Currently, consumers spend 51% of their media time watching television; 23% listening to radio; 15% on the Internet; 3% reading magazines; 3% playing videogames and 4% reading newspapers.
Over time, this pie has been divided up differently and obviously the eyeballs focused on the Internet have been followed by an increase in online advertising. In 1997, online advertising revenue in the U.S. was only US$1 billion and last year exceeded US$12.5 billion. That figure still represents only 5% of the total amount spent on advertising but is expected to grow dramatically.

The British are Coming

The British media has been characterized by a broadcast oligopoly, dominated by the BBC, and, at the same time, wild and healthy competition in the print media with a plethora of newspapers and magazines.
But the old dowager of broadcasters, the BeeB, has certainly taken a page from its print cousins in the UK and launched an aggressive global branding initiative that is starting to position it as a worldbeater in many markets.
Recently, a giant billboard in Times Square heralded to the marketing mavens in this city, the BBC's arrival and ambition in this huge economy.

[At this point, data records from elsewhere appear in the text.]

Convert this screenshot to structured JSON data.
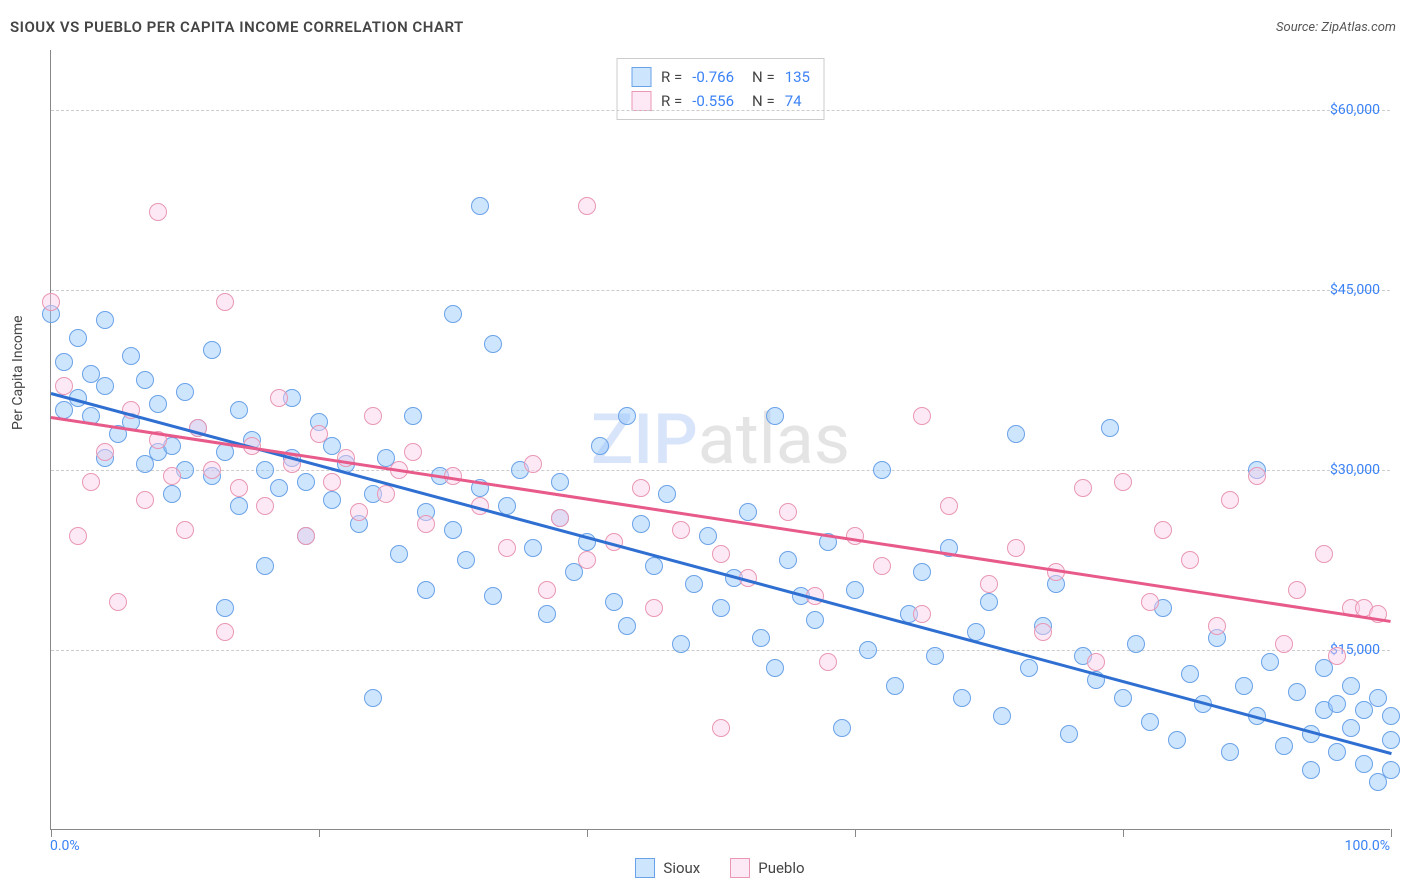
{
  "title": "SIOUX VS PUEBLO PER CAPITA INCOME CORRELATION CHART",
  "source": "Source: ZipAtlas.com",
  "y_axis_title": "Per Capita Income",
  "watermark": {
    "part1": "ZIP",
    "part2": "atlas"
  },
  "chart": {
    "type": "scatter",
    "background_color": "#ffffff",
    "grid_color": "#cccccc",
    "axis_color": "#888888",
    "xlim": [
      0,
      100
    ],
    "ylim": [
      0,
      65000
    ],
    "x_ticks": [
      0,
      20,
      40,
      60,
      80,
      100
    ],
    "x_axis_labels": {
      "left": "0.0%",
      "right": "100.0%"
    },
    "y_grid": [
      {
        "value": 15000,
        "label": "$15,000"
      },
      {
        "value": 30000,
        "label": "$30,000"
      },
      {
        "value": 45000,
        "label": "$45,000"
      },
      {
        "value": 60000,
        "label": "$60,000"
      }
    ],
    "tick_label_color": "#3b82f6",
    "marker_radius": 9,
    "marker_stroke_width": 1.5,
    "series": [
      {
        "name": "Sioux",
        "fill": "rgba(147,197,253,0.45)",
        "stroke": "#6aa2e8",
        "R": "-0.766",
        "N": "135",
        "trend": {
          "y_at_x0": 36500,
          "y_at_x100": 6500,
          "color": "#2f6fd1",
          "width": 3
        },
        "points": [
          [
            0,
            43000
          ],
          [
            1,
            35000
          ],
          [
            1,
            39000
          ],
          [
            2,
            41000
          ],
          [
            2,
            36000
          ],
          [
            3,
            38000
          ],
          [
            3,
            34500
          ],
          [
            4,
            42500
          ],
          [
            4,
            37000
          ],
          [
            4,
            31000
          ],
          [
            5,
            33000
          ],
          [
            6,
            39500
          ],
          [
            6,
            34000
          ],
          [
            7,
            30500
          ],
          [
            7,
            37500
          ],
          [
            8,
            35500
          ],
          [
            8,
            31500
          ],
          [
            9,
            28000
          ],
          [
            9,
            32000
          ],
          [
            10,
            36500
          ],
          [
            10,
            30000
          ],
          [
            11,
            33500
          ],
          [
            12,
            29500
          ],
          [
            12,
            40000
          ],
          [
            13,
            18500
          ],
          [
            13,
            31500
          ],
          [
            14,
            35000
          ],
          [
            14,
            27000
          ],
          [
            15,
            32500
          ],
          [
            16,
            30000
          ],
          [
            16,
            22000
          ],
          [
            17,
            28500
          ],
          [
            18,
            36000
          ],
          [
            18,
            31000
          ],
          [
            19,
            29000
          ],
          [
            19,
            24500
          ],
          [
            20,
            34000
          ],
          [
            21,
            27500
          ],
          [
            21,
            32000
          ],
          [
            22,
            30500
          ],
          [
            23,
            25500
          ],
          [
            24,
            11000
          ],
          [
            24,
            28000
          ],
          [
            25,
            31000
          ],
          [
            26,
            23000
          ],
          [
            27,
            34500
          ],
          [
            28,
            26500
          ],
          [
            28,
            20000
          ],
          [
            29,
            29500
          ],
          [
            30,
            43000
          ],
          [
            30,
            25000
          ],
          [
            31,
            22500
          ],
          [
            32,
            28500
          ],
          [
            32,
            52000
          ],
          [
            33,
            40500
          ],
          [
            33,
            19500
          ],
          [
            34,
            27000
          ],
          [
            35,
            30000
          ],
          [
            36,
            23500
          ],
          [
            37,
            18000
          ],
          [
            38,
            26000
          ],
          [
            38,
            29000
          ],
          [
            39,
            21500
          ],
          [
            40,
            24000
          ],
          [
            41,
            32000
          ],
          [
            42,
            19000
          ],
          [
            43,
            17000
          ],
          [
            43,
            34500
          ],
          [
            44,
            25500
          ],
          [
            45,
            22000
          ],
          [
            46,
            28000
          ],
          [
            47,
            15500
          ],
          [
            48,
            20500
          ],
          [
            49,
            24500
          ],
          [
            50,
            18500
          ],
          [
            51,
            21000
          ],
          [
            52,
            26500
          ],
          [
            53,
            16000
          ],
          [
            54,
            34500
          ],
          [
            54,
            13500
          ],
          [
            55,
            22500
          ],
          [
            56,
            19500
          ],
          [
            57,
            17500
          ],
          [
            58,
            24000
          ],
          [
            59,
            8500
          ],
          [
            60,
            20000
          ],
          [
            61,
            15000
          ],
          [
            62,
            30000
          ],
          [
            63,
            12000
          ],
          [
            64,
            18000
          ],
          [
            65,
            21500
          ],
          [
            66,
            14500
          ],
          [
            67,
            23500
          ],
          [
            68,
            11000
          ],
          [
            69,
            16500
          ],
          [
            70,
            19000
          ],
          [
            71,
            9500
          ],
          [
            72,
            33000
          ],
          [
            73,
            13500
          ],
          [
            74,
            17000
          ],
          [
            75,
            20500
          ],
          [
            76,
            8000
          ],
          [
            77,
            14500
          ],
          [
            78,
            12500
          ],
          [
            79,
            33500
          ],
          [
            80,
            11000
          ],
          [
            81,
            15500
          ],
          [
            82,
            9000
          ],
          [
            83,
            18500
          ],
          [
            84,
            7500
          ],
          [
            85,
            13000
          ],
          [
            86,
            10500
          ],
          [
            87,
            16000
          ],
          [
            88,
            6500
          ],
          [
            89,
            12000
          ],
          [
            90,
            30000
          ],
          [
            90,
            9500
          ],
          [
            91,
            14000
          ],
          [
            92,
            7000
          ],
          [
            93,
            11500
          ],
          [
            94,
            8000
          ],
          [
            94,
            5000
          ],
          [
            95,
            13500
          ],
          [
            95,
            10000
          ],
          [
            96,
            6500
          ],
          [
            96,
            10500
          ],
          [
            97,
            12000
          ],
          [
            97,
            8500
          ],
          [
            98,
            10000
          ],
          [
            98,
            5500
          ],
          [
            99,
            4000
          ],
          [
            99,
            11000
          ],
          [
            100,
            7500
          ],
          [
            100,
            5000
          ],
          [
            100,
            9500
          ]
        ]
      },
      {
        "name": "Pueblo",
        "fill": "rgba(251,207,232,0.45)",
        "stroke": "#e997b3",
        "R": "-0.556",
        "N": "74",
        "trend": {
          "y_at_x0": 34500,
          "y_at_x100": 17500,
          "color": "#e75a8a",
          "width": 3
        },
        "points": [
          [
            0,
            44000
          ],
          [
            1,
            37000
          ],
          [
            2,
            24500
          ],
          [
            3,
            29000
          ],
          [
            4,
            31500
          ],
          [
            5,
            19000
          ],
          [
            6,
            35000
          ],
          [
            7,
            27500
          ],
          [
            8,
            32500
          ],
          [
            8,
            51500
          ],
          [
            9,
            29500
          ],
          [
            10,
            25000
          ],
          [
            11,
            33500
          ],
          [
            12,
            30000
          ],
          [
            13,
            16500
          ],
          [
            13,
            44000
          ],
          [
            14,
            28500
          ],
          [
            15,
            32000
          ],
          [
            16,
            27000
          ],
          [
            17,
            36000
          ],
          [
            18,
            30500
          ],
          [
            19,
            24500
          ],
          [
            20,
            33000
          ],
          [
            21,
            29000
          ],
          [
            22,
            31000
          ],
          [
            23,
            26500
          ],
          [
            24,
            34500
          ],
          [
            25,
            28000
          ],
          [
            26,
            30000
          ],
          [
            27,
            31500
          ],
          [
            28,
            25500
          ],
          [
            30,
            29500
          ],
          [
            32,
            27000
          ],
          [
            34,
            23500
          ],
          [
            36,
            30500
          ],
          [
            37,
            20000
          ],
          [
            38,
            26000
          ],
          [
            40,
            52000
          ],
          [
            40,
            22500
          ],
          [
            42,
            24000
          ],
          [
            44,
            28500
          ],
          [
            45,
            18500
          ],
          [
            47,
            25000
          ],
          [
            50,
            8500
          ],
          [
            50,
            23000
          ],
          [
            52,
            21000
          ],
          [
            55,
            26500
          ],
          [
            57,
            19500
          ],
          [
            58,
            14000
          ],
          [
            60,
            24500
          ],
          [
            62,
            22000
          ],
          [
            65,
            34500
          ],
          [
            65,
            18000
          ],
          [
            67,
            27000
          ],
          [
            70,
            20500
          ],
          [
            72,
            23500
          ],
          [
            74,
            16500
          ],
          [
            75,
            21500
          ],
          [
            77,
            28500
          ],
          [
            78,
            14000
          ],
          [
            80,
            29000
          ],
          [
            82,
            19000
          ],
          [
            83,
            25000
          ],
          [
            85,
            22500
          ],
          [
            87,
            17000
          ],
          [
            88,
            27500
          ],
          [
            90,
            29500
          ],
          [
            92,
            15500
          ],
          [
            93,
            20000
          ],
          [
            95,
            23000
          ],
          [
            96,
            14500
          ],
          [
            97,
            18500
          ],
          [
            98,
            18500
          ],
          [
            99,
            18000
          ]
        ]
      }
    ],
    "legend_top_labels": {
      "R": "R =",
      "N": "N ="
    },
    "legend_bottom": [
      {
        "label": "Sioux",
        "fill": "rgba(147,197,253,0.6)",
        "stroke": "#6aa2e8"
      },
      {
        "label": "Pueblo",
        "fill": "rgba(251,207,232,0.6)",
        "stroke": "#e997b3"
      }
    ]
  }
}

The network's also been very successful already. Its radio news and feature broadcasts are now heard daily throughout the United States on most National Public Radio affiliates. Its television coverage has insinuated itself on cable line-ups in most regions of the U.S. and around the world.
Most impressive, is the fact that its website has become one of the top ten worldwide, in terms of hits - bigger than any of the U.S. networks.
Besides that, it just launched an Arab-language television service to tap into that half-a-billion-plus marketplace.
Also interesting to note, and unconnected, is a milestone recently passed by another British media institution - the venerable, wonderful Economist magazine. It just surpassed the one million circulation mark worldwide.